A Associação Nacional dos Servidores do Ministério Público (ANSEMP) questionou no Supremo Tribunal Federal (STF) lei do Estado de Goiás que disciplina o pagamento dos adicionais de insalubridade e periculosidade aos servidores públicos estaduais. Na Ação Direta de Inconstitucionalidade (ADI) 5660, a entidade alega que por ser de iniciativa do governador, a Lei goiana 19.573/2016 não poderia alcançar os servidores do Ministério Público estadual (MP-GO).

Segundo a associação, a norma questionada afronta o artigo 37, incisos X e XV, e artigo 127, parágrafo 2º, da Constituição Federal, uma vez que é assegurada plena autonomia do Ministério Público e a competência privativa do chefe da instituição para deflagrar processo legislativo sobre o plano de cargos e carreiras de seus servidores. Sustenta que o artigo 2º da Lei 19.573/2016, do Estado de Goiás, disciplinou a concessão do adicional de periculosidade e insalubridade também aos servidores do Ministério Público, matéria de organização interna do órgão.

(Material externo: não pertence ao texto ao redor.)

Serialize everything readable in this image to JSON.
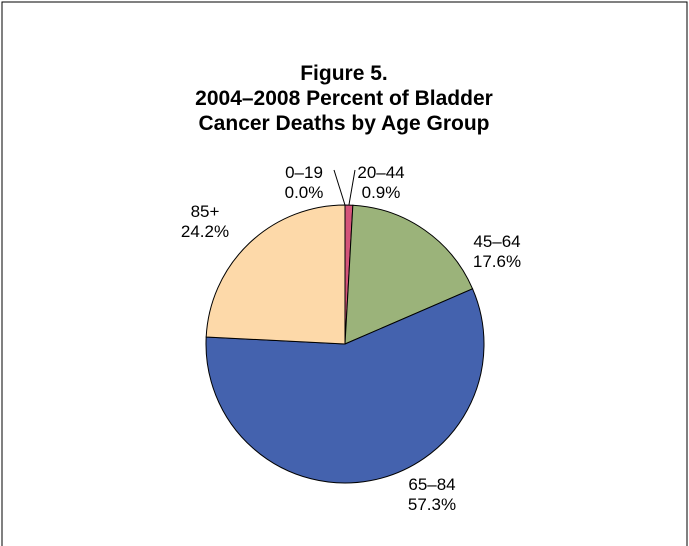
{
  "chart_data": {
    "type": "pie",
    "title_lines": [
      "Figure 5.",
      "2004–2008 Percent of Bladder",
      "Cancer Deaths by Age Group"
    ],
    "slices": [
      {
        "category": "0–19",
        "value": 0.0,
        "label": "0.0%",
        "color": "#E0E0E0"
      },
      {
        "category": "20–44",
        "value": 0.9,
        "label": "0.9%",
        "color": "#D4547A"
      },
      {
        "category": "45–64",
        "value": 17.6,
        "label": "17.6%",
        "color": "#9BB37A"
      },
      {
        "category": "65–84",
        "value": 57.3,
        "label": "57.3%",
        "color": "#4462AE"
      },
      {
        "category": "85+",
        "value": 24.2,
        "label": "24.2%",
        "color": "#FDD9A9"
      }
    ],
    "start": "12 o'clock",
    "direction": "clockwise",
    "legend": "none"
  }
}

De acordo com a ANSEMP, a norma questionada é inconstitucional também pela constatação de redução dos percentuais pagos a título de adicional de insalubridade e periculosidade, “sem a adoção de qualquer mecanismo visando evitar a indesejada e inconstitucional redução de vencimentos”. Assim, salienta que “ao chefe do Poder Executivo é assegurada a prerrogativa exclusiva de iniciar o processo legislativo sobre matérias de organização interna daquele Poder, incluindo o plano de carreira de seus servidores, sendo que tal prerrogativa não abarca a organização e o plano de carreira dos Poderes Legislativo, Judiciário e Ministério Público”.

Na ADI, a entidade lembra jurisprudência do Supremo (ADI 2513) segundo a qual a autonomia e a independência constitucional do Ministério Público se destina aos demais Poderes da República, para que esses não venham a incidir sobre a organização interna da instituição. Cita precedente da Corte (ADI 4203) no sentido de que é inconstitucional lei que disponha sobre organização, plano de carreira e regime jurídico de membros e servidores do Ministério Público quando não observada a competência privativa da propositura legislativa.

Dessa forma, a ANSEMP pede o deferimento da liminar para suspender a eficácia das expressões “Ministério Público” e “parágrafo 3º do artigo 30 da Lei 14.810/2004”, respectivamente previstas no artigo 2º e artigo 29 da Lei estadual 19.573/2016. No mérito, requer que seja declarada a inconstitucionalidade das expressões citadas.